My number one recommendation is any of the Thug Kitchen books. There are a few different ones, but start with “The Official Cookbook.” It’s the best one. Thug Kitchen books are delightful. The writers curse at you all the time (subtitle: “Eat like you give a fuck”) and they explain exactly the right amount of things. The recipes are wonderful. Hands down, this is the cookbook I have used more than any other.
For niche books, Jerusalem. Again, this one is at the Pima County Library, so free. It’s got a great intro, even getting into how history and geography has played into the food. Plus, it’s got an excellent shakshuka recipe, although, I have to admit, I combined it with the N.Y. Times recipe, mostly because I wanted to do it in a cast-iron pan and stick it in the oven. I’m not a fan of the runny yolk for shakshuka, although I know that’s the way most recipes recommend going, and it’s probably more traditional that way.

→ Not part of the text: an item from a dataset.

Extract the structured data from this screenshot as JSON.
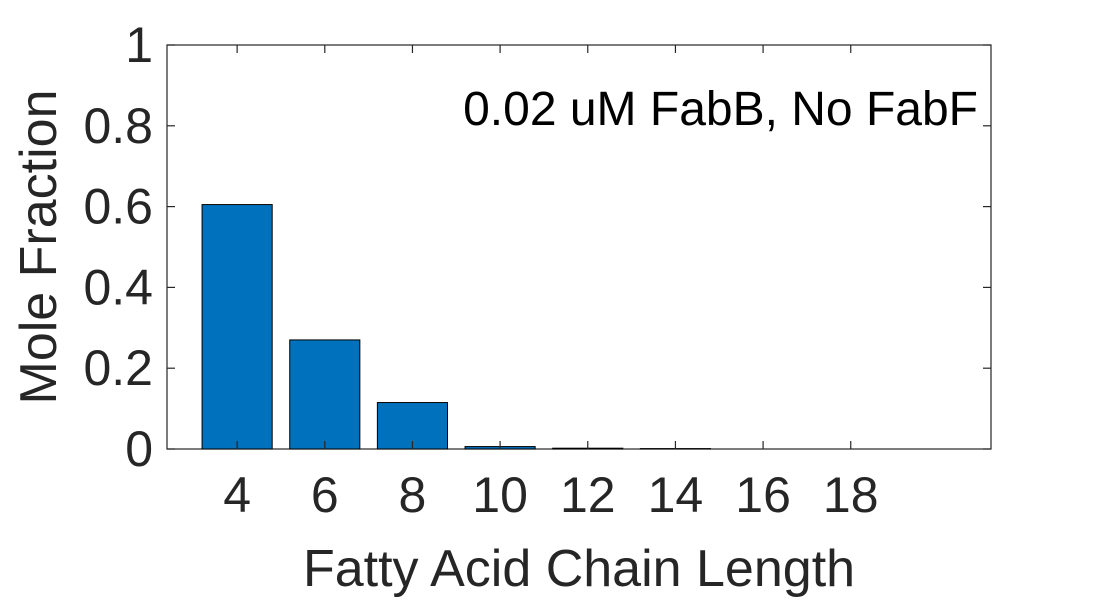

For an aspirational food philosophy book, The Wicked Healthy Cookbook. The intro is excellent. It’s got just enough about the writers and their stories to make you feel like you know the philosophy and the the whys behind what you’re doing. Woody Harrelson wrote the foreword. Also, even though the recipes are complex and challenging, they taste amazing and are well worth it in the end. Fair warning, though, this is a situation where the recipes build on each other. The first recipe I tried was for Ninja Nuts… basically almonds that are toasted in the oven after being coated in a sauce. The sauce, mango sriracha caramel, was delicious, but it required that I first make (or buy, I suppose) regular sriracha. It took me a week to make the sriracha itself, because of fermenting, and it took me another three (ish) hours to turn a bit of it into the mango caramel stuff. I felt super accomplished after the fact, though, and Ninja Nuts have become my go-to snack.